His efforts that season earned him NBA MVP honors, the only Suns player in history to achieve such status. And it was only a Chicago team that Jordan himself has tabbed as the best of the Bulls’ six championship squads that kept Barkley and the Suns from earning even more hardware.

“It was a remarkable season and one that must be ranked as high as any other single season by anyone who played the game,” said Kevin Johnson, who teamed with Sir Charles to create one of the league’s most devastating two-man games. “I’m not talking only in terms of statistics and reaching the Finals, but in far more meaningful ways. The season was full of magical moments. It was a magical year for Charles and for all of those fortunate enough to tag along with him.”
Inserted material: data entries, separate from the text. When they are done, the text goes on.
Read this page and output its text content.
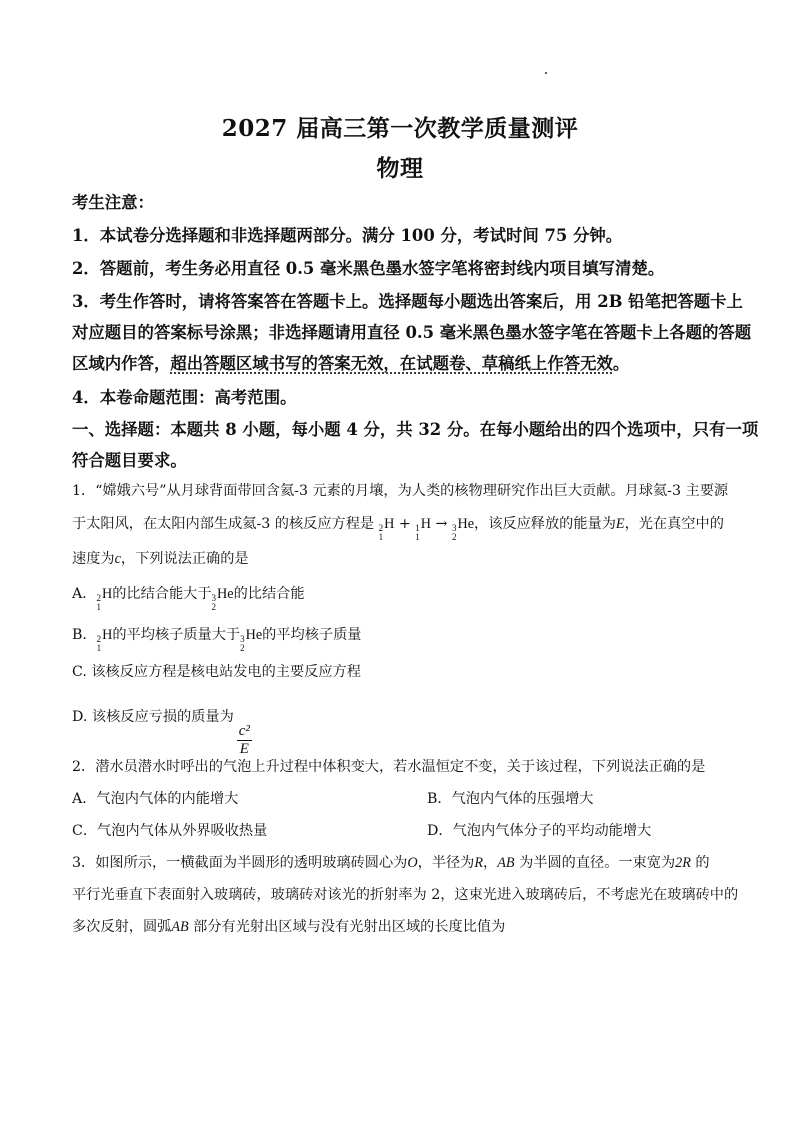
2027 届高三第一次教学质量测评
物理
考生注意：
1．本试卷分选择题和非选择题两部分。满分 100 分，考试时间 75 分钟。
2．答题前，考生务必用直径 0.5 毫米黑色墨水签字笔将密封线内项目填写清楚。
3．考生作答时，请将答案答在答题卡上。选择题每小题选出答案后，用 2B 铅笔把答题卡上
对应题目的答案标号涂黑；非选择题请用直径 0.5 毫米黑色墨水签字笔在答题卡上各题的答题
区域内作答，超出答题区域书写的答案无效，在试题卷、草稿纸上作答无效。
4．本卷命题范围：高考范围。
一、选择题：本题共 8 小题，每小题 4 分，共 32 分。在每小题给出的四个选项中，只有一项
符合题目要求。
1．“嫦娥六号”从月球背面带回含氦-3 元素的月壤，为人类的核物理研究作出巨大贡献。月球氦-3 主要源
于太阳风，在太阳内部生成氦-3 的核反应方程是 2
1
H + 1
1
H → 3
2
He，该反应释放的能量为E，光在真空中的
速度为c，下列说法正确的是
A． 2
1
H的比结合能大于 3
2
He的比结合能
B． 2
1
H的平均核子质量大于 3
2
He的平均核子质量
C. 该核反应方程是核电站发电的主要反应方程
D. 该核反应亏损的质量为
$\frac{\text{c²}}{E}$
2．潜水员潜水时呼出的气泡上升过程中体积变大，若水温恒定不变，关于该过程，下列说法正确的是
A．气泡内气体的内能增大	B．气泡内气体的压强增大
C．气泡内气体从外界吸收热量	D．气泡内气体分子的平均动能增大
3．如图所示，一横截面为半圆形的透明玻璃砖圆心为O，半径为R，AB 为半圆的直径。一束宽为2R 的
平行光垂直下表面射入玻璃砖，玻璃砖对该光的折射率为 2，这束光进入玻璃砖后，不考虑光在玻璃砖中的
多次反射，圆弧AB 部分有光射出区域与没有光射出区域的长度比值为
Barkley followed up his MVP performance in ’92-93 with three more years of tremendous play, earning NBA All-Star and all-NBA Team recognition each season. He posted staggering averages of 23.4 points, 11.5 boards and 4.4 assists over his 280 games in a Suns uniform. His playoff statistics are even more astounding – 26.5 points, 13.4 rebounds and 4.1 assists per contest.
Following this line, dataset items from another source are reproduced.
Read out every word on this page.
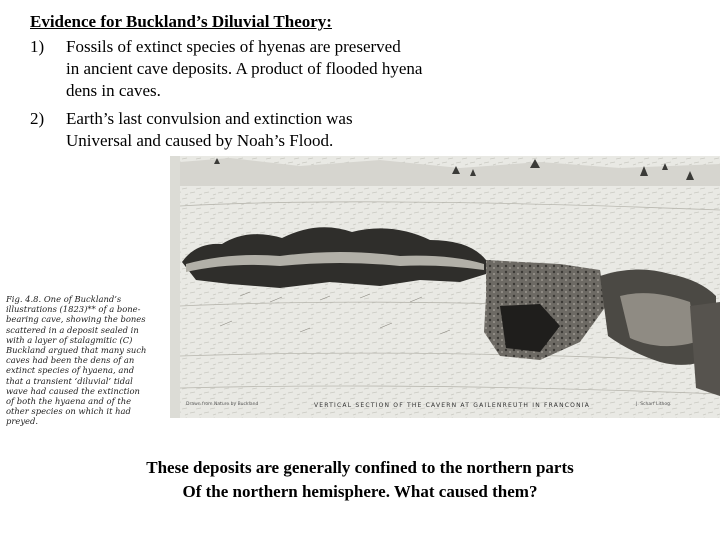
Evidence for Buckland’s Diluvial Theory:
1) Fossils of extinct species of hyenas are preserved
in ancient cave deposits. A product of flooded hyena
dens in caves.
2) Earth’s last convulsion and extinction was
Universal and caused by Noah’s Flood.
Fig. 4.8. One of Buckland’s
illustrations (1823)** of a bone-
bearing cave, showing the bones
scattered in a deposit sealed in
with a layer of stalagmitic (C)
Buckland argued that many such
caves had been the dens of an
extinct species of hyaena, and
that a transient ‘diluvial’ tidal
wave had caused the extinction
of both the hyaena and of the
other species on which it had
preyed.
Drawn from Nature by Buckland	VERTICAL SECTION OF THE CAVERN AT GAILENREUTH IN FRANCONIA	J. Scharf Lithog.
These deposits are generally confined to the northern parts
Of the northern hemisphere. What caused them?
Unfortunately for Barkley and the Suns, the amazing stats and rousing successes never culminated in a championship ring. The inability of the Barkley-led Suns teams of the early and mid-‘90s to win it all was a source of frustration for many but, looking back now, it would be hard to imagine a more enjoyable ride.

On March 20, that ride will finally pull right up to the Suns’ Ring of Honor, where Barkley’s name and number will hang alongside four other people associated with that memorable ’92-93 team – Johnson, Majerle, Westphal, Tom Chambers and trainer Joe Proski – as well as the other most-renowned names in the annals of the franchise – Van Arsdale, Hawkins, Adams and Davis.

For fans, the organization, his former teammates, not to mention his soon-to-be fellow Ring of Honorees, the induction is more than well-deserved.

“Charles, in my opinion, had probably the best year anyone’s ever had in Phoenix and did the most for bringing attention to the Suns during that period of time than anyone’s ever done,” Westphal said. “He deserves the honor greatly.”

“I know for me it was awesome,” said Majerle, who entered the Ring himself less than two years ago. “With Charles, he was the biggest thing to hit this town in a long time. He is a real character and people are going to come out to see what happens.

“It’s going to be an awesome night for him.”

More than likely, it will be also be a night that legends are made of.